Jolie cinéaste danoise aux yeux bleus, les traits fins, Pernille Fischer Christensen, a au premier abord, l’air plutôt réservé. Il n’en est rien et la rencontre se révèle joyeuse. La cinéaste raconte passionnée, avec une gestuelle très expressive allant jusqu’aux grimaces, l’auteur fétiche de son enfance, Astrid Lindgren, sujet de son dernier film, Becoming Astrid. On découvre alors une ressemblance très forte avec son héroïne, à la personnalité extravertie et inventive hors-norme. Ours d’argent à la Berlinale pour son premier film A Soap (2006), Someone you love (2014) et A Family (2010), y ont aussi été primés. Un entretien chaleureux avec une femme pour qui l’univers fait sens, à commencer par ses livres d’enfants.

Stéphanie Lannoy : Comment s’est passée la rencontre littéraire avec Astrid Lindgren ?
Pernille Fischer Christensen: Je suis Danoise et je vis à Copenhague, mais quand j’étais petite nous vivions chaque été dans le Småland, la région d’où est originaire Astrid et où se déroulent ses livres. La nature de mon enfance est Suédoise. Nous habitions dans la forêt. Mon père était docteur et travaillait dans différents hôpitaux dans le sud de la Suède. A cette période nous n’avions pas de GSM, ni de télévision, mais nous avions des livres. Et je lisais ces livres dans les lieux mêmes où ils étaient écrits. Par exemple quand je me suis enfuie de chez moi à 10 ans, je suis allée dans la même forêt que Ronya (Ronya, fille de brigand 1981 ndlr).

Des passerelles entre le livre et votre vie existaient… Elles étaient nombreuses en effet. Astrid traitait de sujets vraiment difficiles, auxquels les grands philosophes s’intéressent et débattent. Mais elle en parlait de manière divertissante et nouvelle, afin que même un enfant puisse avoir une discussion philosophique. Et vous pouviez aussi trouver du plaisir dans le livre sans y penser et être diverti.

« Vous m’avez enseigné que le mal et le bien existent » écrivez-vous à Astrid Lindgren… C’est elle qui a eu la plus grande influence dans ma vie, elle a été ma première rencontre avec l’art. Celui qui me provoquait et me poussait à réfléchir, qui m’a fait réaliser mon genre, ce qui est bien ou mal, les responsabilités que l’on a en tant qu’être humain, pour mes proches et par rapport au monde. Que se passera-t-il quand je mourrai ? Des choses comme celles-ci.
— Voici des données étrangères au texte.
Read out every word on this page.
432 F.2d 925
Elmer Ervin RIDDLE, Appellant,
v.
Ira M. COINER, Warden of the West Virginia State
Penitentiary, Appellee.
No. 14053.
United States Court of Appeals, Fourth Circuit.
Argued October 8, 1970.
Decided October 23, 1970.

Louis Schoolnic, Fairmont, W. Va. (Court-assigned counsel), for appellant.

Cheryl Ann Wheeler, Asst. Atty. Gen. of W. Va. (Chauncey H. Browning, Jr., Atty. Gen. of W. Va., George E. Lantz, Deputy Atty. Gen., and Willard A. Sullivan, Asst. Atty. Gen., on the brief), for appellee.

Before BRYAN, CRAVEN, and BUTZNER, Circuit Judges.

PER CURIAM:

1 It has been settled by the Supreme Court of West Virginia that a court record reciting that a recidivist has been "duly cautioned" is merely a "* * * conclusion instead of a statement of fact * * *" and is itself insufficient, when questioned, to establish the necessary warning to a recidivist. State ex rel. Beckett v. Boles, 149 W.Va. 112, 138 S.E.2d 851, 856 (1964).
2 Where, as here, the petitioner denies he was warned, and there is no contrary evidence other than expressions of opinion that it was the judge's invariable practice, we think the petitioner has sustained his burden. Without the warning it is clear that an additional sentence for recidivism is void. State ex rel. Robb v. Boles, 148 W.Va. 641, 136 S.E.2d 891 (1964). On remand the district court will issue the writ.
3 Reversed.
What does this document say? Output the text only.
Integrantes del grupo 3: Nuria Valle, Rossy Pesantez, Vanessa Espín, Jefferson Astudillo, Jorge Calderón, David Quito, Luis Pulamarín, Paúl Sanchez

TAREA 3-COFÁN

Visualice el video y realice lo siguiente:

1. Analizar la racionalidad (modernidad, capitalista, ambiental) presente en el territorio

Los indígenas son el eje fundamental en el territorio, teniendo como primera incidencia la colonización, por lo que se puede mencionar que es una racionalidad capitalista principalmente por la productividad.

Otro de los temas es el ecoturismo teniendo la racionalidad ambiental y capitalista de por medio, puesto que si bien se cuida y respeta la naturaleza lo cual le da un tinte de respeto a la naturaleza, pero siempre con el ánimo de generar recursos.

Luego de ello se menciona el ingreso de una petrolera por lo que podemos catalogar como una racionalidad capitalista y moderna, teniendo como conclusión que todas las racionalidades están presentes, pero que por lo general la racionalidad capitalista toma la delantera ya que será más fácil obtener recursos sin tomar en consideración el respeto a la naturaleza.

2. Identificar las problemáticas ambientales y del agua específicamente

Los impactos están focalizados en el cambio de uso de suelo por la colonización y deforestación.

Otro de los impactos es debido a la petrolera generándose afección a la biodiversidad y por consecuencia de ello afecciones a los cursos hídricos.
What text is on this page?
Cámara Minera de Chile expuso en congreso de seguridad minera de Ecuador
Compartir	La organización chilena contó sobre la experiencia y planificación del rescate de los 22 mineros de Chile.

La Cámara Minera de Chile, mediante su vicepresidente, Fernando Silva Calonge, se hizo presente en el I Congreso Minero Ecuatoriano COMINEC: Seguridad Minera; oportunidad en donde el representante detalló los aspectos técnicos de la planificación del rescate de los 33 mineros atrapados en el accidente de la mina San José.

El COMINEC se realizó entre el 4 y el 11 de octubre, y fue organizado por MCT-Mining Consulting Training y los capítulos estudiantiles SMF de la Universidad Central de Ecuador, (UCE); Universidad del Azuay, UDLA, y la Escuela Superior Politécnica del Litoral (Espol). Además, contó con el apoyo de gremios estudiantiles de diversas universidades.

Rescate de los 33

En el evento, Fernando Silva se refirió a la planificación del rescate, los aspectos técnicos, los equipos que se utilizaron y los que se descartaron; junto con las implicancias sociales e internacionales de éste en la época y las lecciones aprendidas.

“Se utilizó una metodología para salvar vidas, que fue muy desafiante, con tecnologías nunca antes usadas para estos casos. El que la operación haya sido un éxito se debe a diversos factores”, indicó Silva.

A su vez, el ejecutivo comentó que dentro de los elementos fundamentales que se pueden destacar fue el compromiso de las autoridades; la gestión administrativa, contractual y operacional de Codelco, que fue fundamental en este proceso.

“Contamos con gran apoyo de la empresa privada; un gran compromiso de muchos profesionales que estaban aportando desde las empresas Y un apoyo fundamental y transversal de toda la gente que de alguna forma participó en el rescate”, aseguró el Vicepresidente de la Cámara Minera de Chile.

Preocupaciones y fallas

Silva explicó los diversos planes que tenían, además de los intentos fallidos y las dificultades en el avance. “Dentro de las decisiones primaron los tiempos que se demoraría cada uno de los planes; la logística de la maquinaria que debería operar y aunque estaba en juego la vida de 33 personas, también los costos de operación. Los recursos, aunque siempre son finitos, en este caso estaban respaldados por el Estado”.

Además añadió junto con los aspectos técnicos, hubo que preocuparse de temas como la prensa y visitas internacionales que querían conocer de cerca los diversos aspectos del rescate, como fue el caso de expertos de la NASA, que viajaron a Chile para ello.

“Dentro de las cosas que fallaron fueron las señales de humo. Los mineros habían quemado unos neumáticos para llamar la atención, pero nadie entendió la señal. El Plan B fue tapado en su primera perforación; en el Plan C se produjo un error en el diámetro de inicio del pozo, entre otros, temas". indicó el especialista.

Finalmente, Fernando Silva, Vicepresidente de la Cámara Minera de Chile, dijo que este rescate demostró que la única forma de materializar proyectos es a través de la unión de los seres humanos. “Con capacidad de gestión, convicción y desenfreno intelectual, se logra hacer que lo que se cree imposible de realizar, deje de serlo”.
A quel moment avez-vous pensé en faire un film ? Je n’avais jamais vraiment réfléchi à quel genre de femme elle était, et d’où venaient ses histoires. L’idée m’est venue un jour, par hasard alors que je lisais un journal. J’ai vu une photo en noir et blanc d’une impertinente jeune femme dans un très joli manteau. Elle tenait un petit garçon par la main. Le titre était « Astrid et le petit Lasse sur le chemin de l’espoir ». J’ai alors lu un livre sur sa vie en images – je l’ai acheté pour ma mère, je l’ai gardé et lui ai acheté un autre cadeau (rires) – Il y avait cette photo d’elle enfant, comme jeune femme, puis plus tard… Et vous pouviez deviner à travers les images d’elle jeune fille que quelque chose se passait dans sa vie. Elle ne se ressemblait pas. Autre chose m’interpellait, une photo d’elle enfant, un instantané fantastique. Une photo de classe, 30-40 enfants avec le professeur, prise il y a 100 ans. Tout le monde y était assis, sauf une, debout, qui faisait la folle, des grimaces (elle crie et grimace en l’imitant). C’était une petite fille fofolle qui ne pouvait pas s’asseoir. Comment pouvez-vous transformer cette enfant libre et joyeuse en cette femme débordante de douleur sur la photo ? Par la suite j’ai commencé à faire des recherches sur elle et à découvrir ce qui s’est passé. Au départ nous avons pensé faire un film avec elle en tant qu’enfant puis en tant que femme plus âgée et cette histoire. Mais quand nous avons commencé à travailler, cette partie de sa vie a jailli du papier. Normalement vous devez inventer beaucoup de choses, les conflits… Ici, vous n’aviez pas à inventer le drame, ni à chercher le conflit.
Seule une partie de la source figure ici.